Sea ice retreated this year to the sixth lowest coverage on satellite record. The dearth of snow cover was more dramatic, according to the report. April snow cover in Eurasia was the lowest on record, and June snow cover in North America was the third lowest on record. Snow disappeared three to four weeks earlier than normal across much of the far north, thanks to lower snowpack amounts and high temperatures.
While the Arctic basked in warmth and early thaw, a wavy jet stream pattern pushed bitter cold to the U.S. East Coast and other mid-latitude areas, report authors said.
That lead scientists to ask: Are events in the Arctic and the mid-latitudes related?
There is not yet a consensus about that, said NOAA oceanographer Jim Overland, who cited the short duration of the period in which the phenomenon was documented and the "normal chaos" of weather.
"We know that the Arctic temperatures are greatly increasing, so the forcing is there but the linkage is still circumstantial," Overland said at a news teleconference unveiling the Arctic Report Card. "We've seen a more wavier jet stream in the last five winters compared (to) before that, so the potential is there, but the (scientific) community is still uncertain whether that's primarily random or the sea ice or snow, or other factors, may be persisting."
Steve Vavrus, senior scientist at the University of Wisconsin's Center for Climatic Research, agreed that the "jury is still out" on the relationship between the jet stream meandering and the warming Arctic, but that recent experience is an important lesson.
"These wavy, highly wavy, high persistent weather patterns can have a huge impact, regardless of the cause, and if, in fact, they are going to become more common as a result of Arctic amplification, this is something that we really need to resolve and get beyond whose method is correct and how to assess the data at this point," Vavrus said at the news conference.
Other elements of the Arctic Report Card discussed the status of the world's polar bear subpopulations, some of which are in decline. The Southern Beaufort Sea and Western Hudson Bay populations are among the four populations known to be in decline, while Canada's McClintock Channel population is the only one known to be increasing, according to the report card.

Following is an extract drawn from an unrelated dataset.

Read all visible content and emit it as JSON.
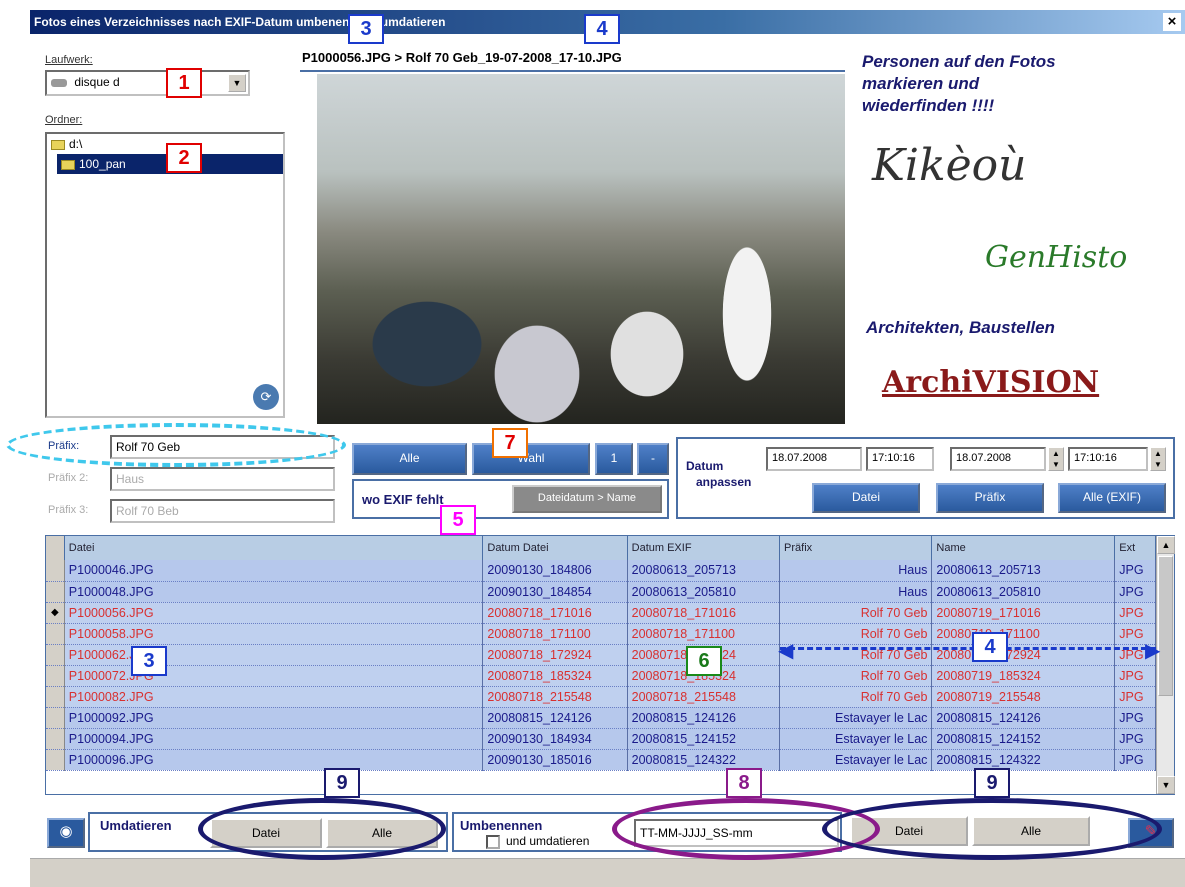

Conditions in Greenland, where reflectivity of the ice sheet in August was the lowest ever measured, were also discussed in the report. Although melting occurred over nearly 40 percent of the ice sheet, and although the rate was above the average measured from 1981 to 2010, the total mass of the ice sheet was unchanged at the end of the melt season, the report said.

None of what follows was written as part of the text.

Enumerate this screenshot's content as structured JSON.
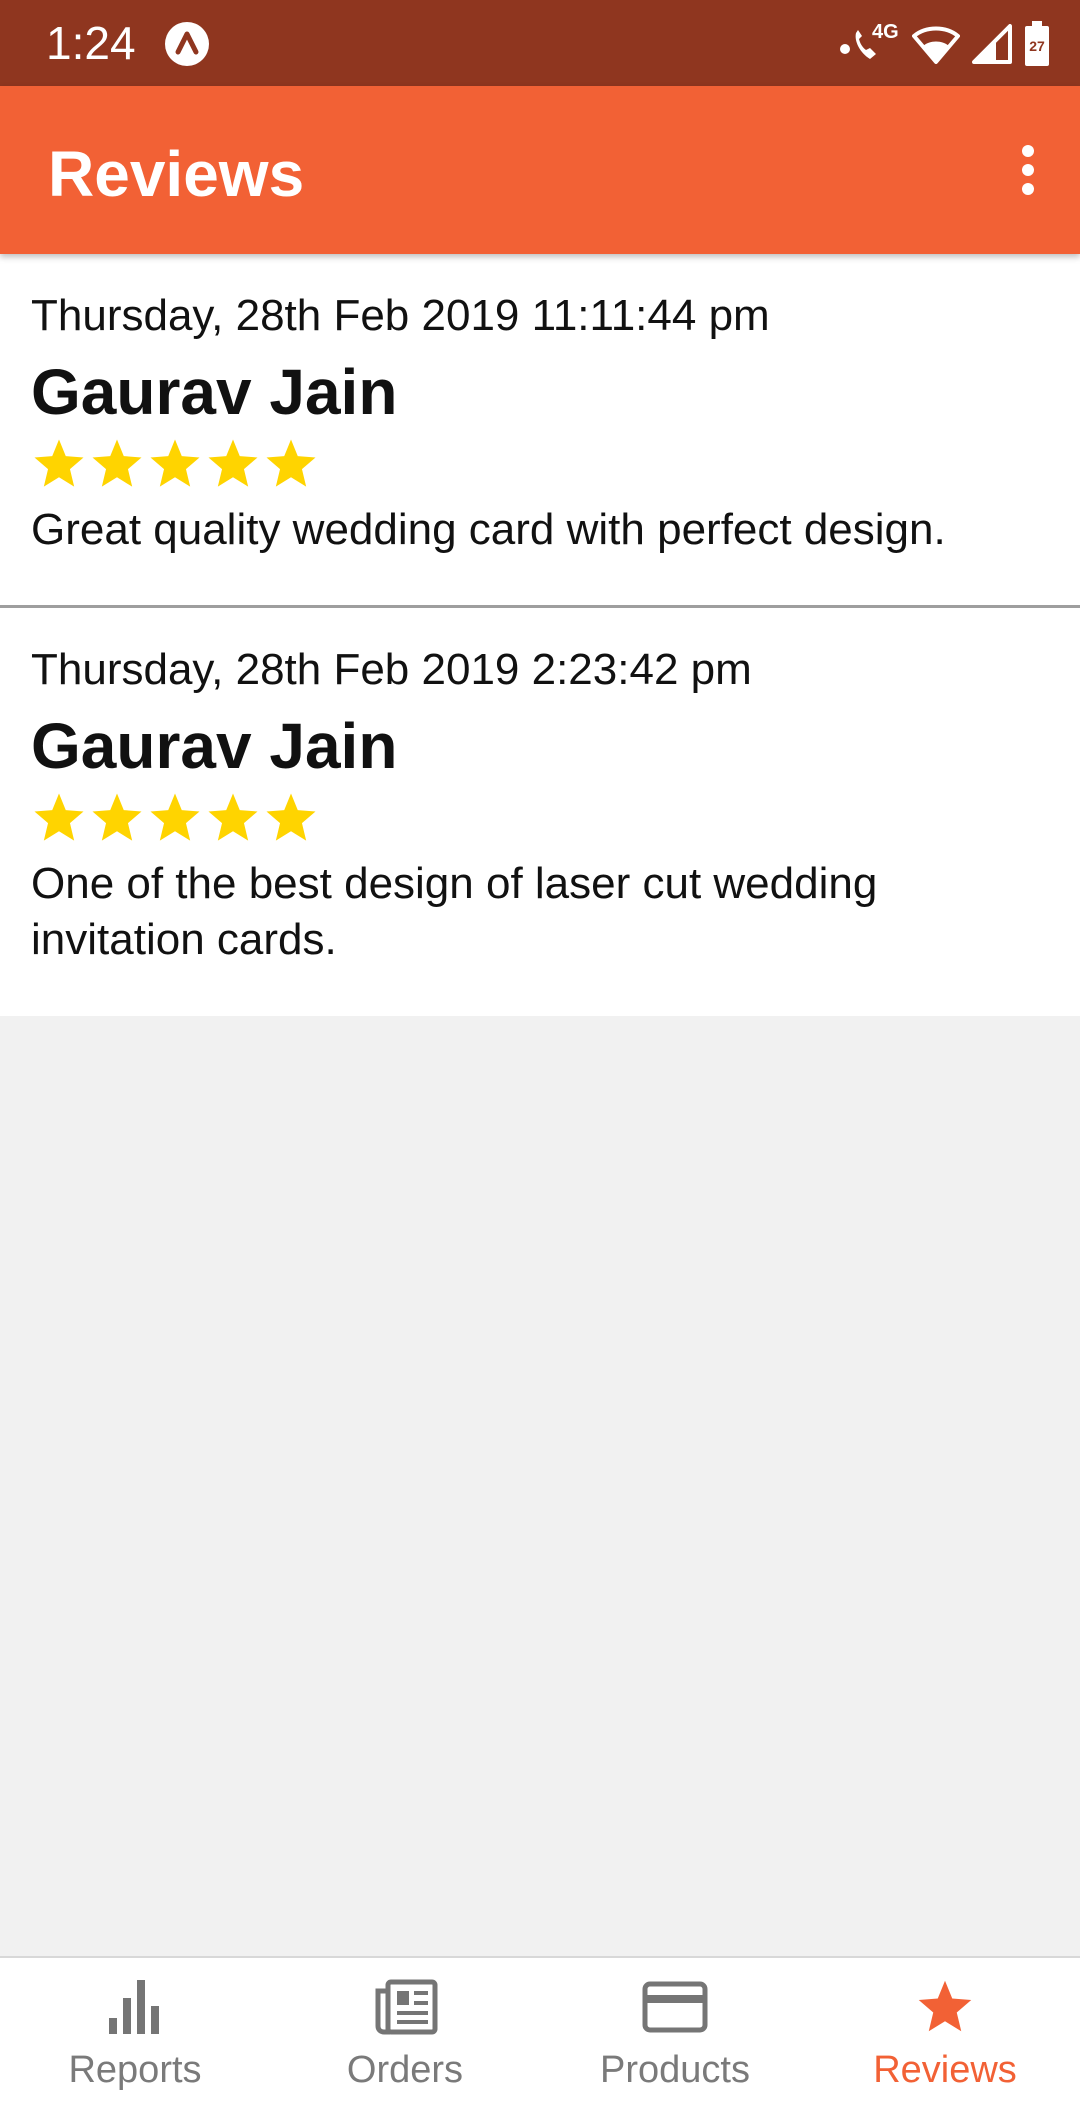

Asked about predictions for an ice-free Arctic in summer, the report card's chief editor noted that models vary -- with some predicting such an event as soon as five or 10 years and others predicting ice-free conditions at the end of the century.
"The important point about the models is not to dwell on the fact that they differ, but it's to dwell on the similarity, that they all point in the same direction towards, if not a totally ice-free summer/end-of-summer, a greatly, greatly reduced ice cover compared to what it is now," said Martin Jeffries, Arctic science adviser and program officer for Arctic and Global Prediction at the Office of Naval Research.
It is also important to recognize that Arctic sea ice need not completely disappear in summer for the melt to have major impacts on physical and biological systems or human uses, Jeffries said.
"You don't have to go to zero for these to become a big deal," he said.